So far this year, the Village of Hampshire, Ill., has had two snowfalls. As of yesterday, some of the streets in its Tuscany Woods subdivision were covered with ice because Park National Bank—which took over this development when Pasquinelli, the Burr Ridge, Ill.-based builder and developer, defaulted on its $21 million loan with the bank — didn't have its snow-removal contract in place, according to Village president Jeff Magnussen.
So it sometimes goes at partly finished communities that become victims of the housing and credit crises. Their completions are uncertain and their services can get lost in the shuffle. Magnussen tells BUILDER that Pasquinelli finished fewer than 100 of the 341 homes in Phase I of Tuscany Woods before it "walked off the project" last August. He says the builder was having trouble selling single-family homes that accounted for about 20 percent of what it had built there (the rest were townhomes).
Calls that BUILDER placed with both the office of Michael Pasquinelli, the builder's CEO, and Sarah Withrow, Park National Bank's contact with the Village of Hampshire, were not returned.
Tuscany Woods is one of several neighborhoods on which lenders have filed foreclosure lawsuits against Pasquinelli, the housing industry's 21st-largest builder in 2007. In its complaint, which it filed last summer, Park National said it was taking over the 119-acre Tuscany Woods development because the builder's debt to tangible net worth ratio had risen above 5 to 1, which placed construction loans totaling $38.6 million for the Tuscany Woods project and another development in Myrtle Beach, S.C., in violation of their respective covenants. A call by BUILDER to David Trimmer, Pasquinelli's division manager in South Carolina, to find out the status of the subdivision in question, was not returned.
Crain's Chicago Business, which has been following Pasquinelli's legal problems, reports that GMAC Mortgage Group filed a foreclosure lawsuit in October against one of the builder's projects in Texas, and that Park National filed another suit in Kane Circuit Court in Illinois on a development adjacent to Tuscany Woods after a Pasquinelli affiliate missed a $3.3 million payment due Sept. 30. The magazine also reports that Harris Bank last month filed suit against Pasquinelli in Cook County Circuit Court in Illinois, claiming the builder owes $3.9 million for an interest-rate hedging contract. The Aurora Beacon Journalreported a few days ago that First Midwest Bank is foreclosing on Pasquinelli's Cedar Creek subdivision in Joliet, Ill. The bank filed a foreclosure lawsuit against the company Nov. 7, claiming that Pasquinelli is in default in the amount of $6,740,408 for the Villas of Cedar Creek as well as another $4,329,273 for the Reserves and the Estates at Cedar Creek.

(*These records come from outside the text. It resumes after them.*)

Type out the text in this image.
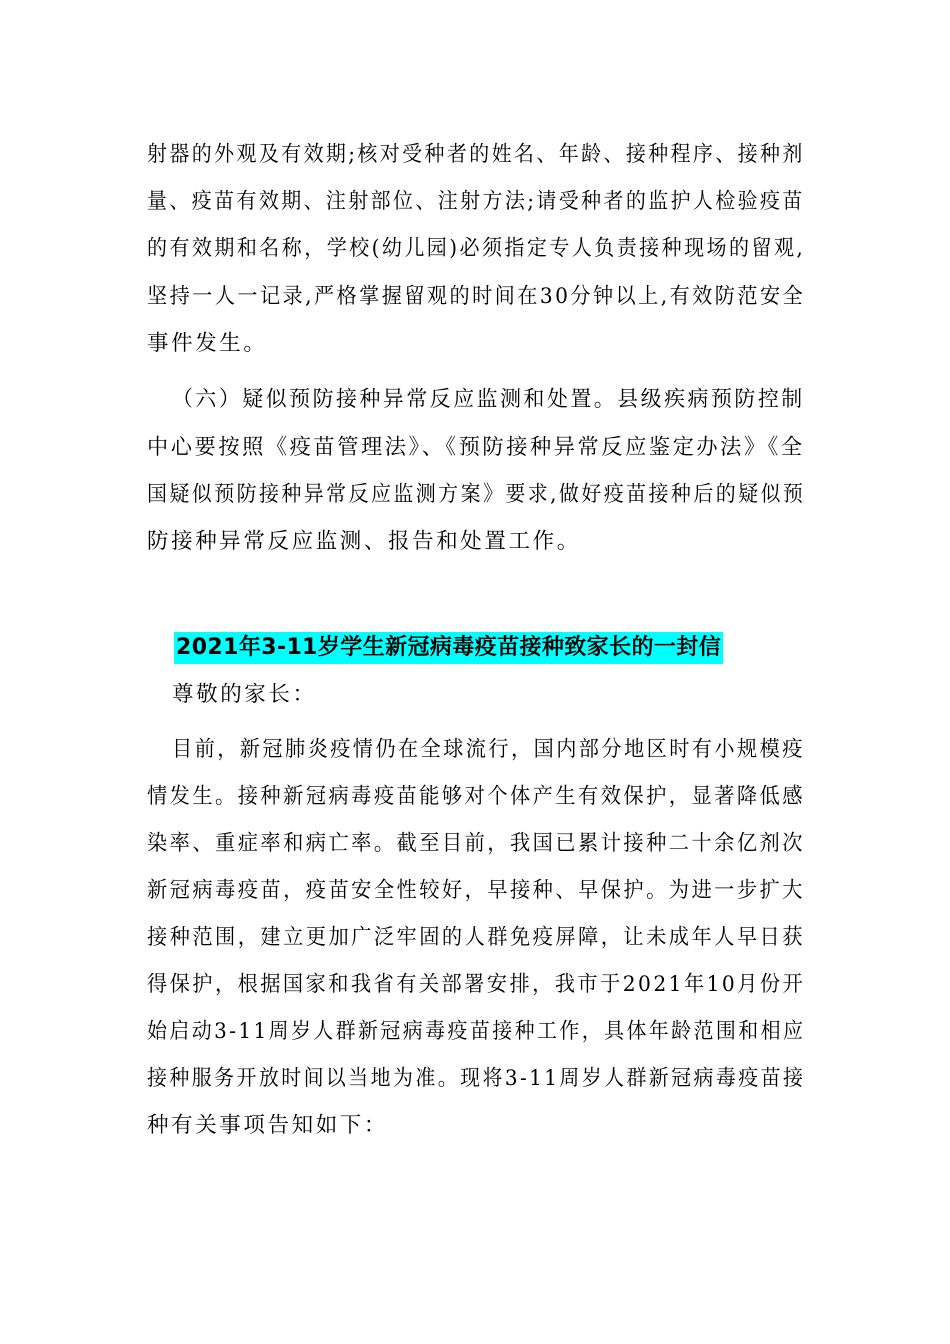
射器的外观及有效期;核对受种者的姓名、年龄、接种程序、接种剂
量、疫苗有效期、注射部位、注射方法;请受种者的监护人检验疫苗
的有效期和名称，学校(幼儿园)必须指定专人负责接种现场的留观,
坚持一人一记录,严格掌握留观的时间在30分钟以上,有效防范安全
事件发生。
（六）疑似预防接种异常反应监测和处置。县级疾病预防控制
中心要按照《疫苗管理法》、《预防接种异常反应鉴定办法》《全
国疑似预防接种异常反应监测方案》要求,做好疫苗接种后的疑似预
防接种异常反应监测、报告和处置工作。
2021年3-11岁学生新冠病毒疫苗接种致家长的一封信
尊敬的家长：
目前，新冠肺炎疫情仍在全球流行，国内部分地区时有小规模疫
情发生。接种新冠病毒疫苗能够对个体产生有效保护，显著降低感
染率、重症率和病亡率。截至目前，我国已累计接种二十余亿剂次
新冠病毒疫苗，疫苗安全性较好，早接种、早保护。为进一步扩大
接种范围，建立更加广泛牢固的人群免疫屏障，让未成年人早日获
得保护，根据国家和我省有关部署安排，我市于2021年10月份开
始启动3-11周岁人群新冠病毒疫苗接种工作，具体年龄范围和相应
接种服务开放时间以当地为准。现将3-11周岁人群新冠病毒疫苗接
种有关事项告知如下：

It's hard to gauge whether Pasquinelli's financial problems are isolated to a handful of its projects—as is the case with many large productions builders whose AC&D loans are collateralized by assets that are currently under water—or if its problems run deeper. According to its Web site, Pasquinelli currently has around 100 communities in nine states, where it builds under its own name and Portrait Homes. BUILDER's attempts to reach sales contacts at several of Pasquinelli's neighborhoods were either not returned or unavailing. Some people who picked up the phone sounded extremely nervous talking to a reporter. A few salespeople deferred questions to division managers—who include Tina Pasquinelli in Indianapolis and Bruno Pasquinelli in Dallas—whom BUILDER was not able to reach.
Magnussen confirms a report, which first appeared in the Courier News, which covers Chicago's suburbs, that his village is holding $1.2 million in bond money from Park National to ensure that its roads, streets, and parks are completed. He's not sure, though, when the 310-unit second phase of Tuscany Woods—which is vacant right now—will get built by PHI, a developer contracted for the project that Magnussen says has ties to Pasquinelli and the late owner of Kimball Hill Homes, David Hill.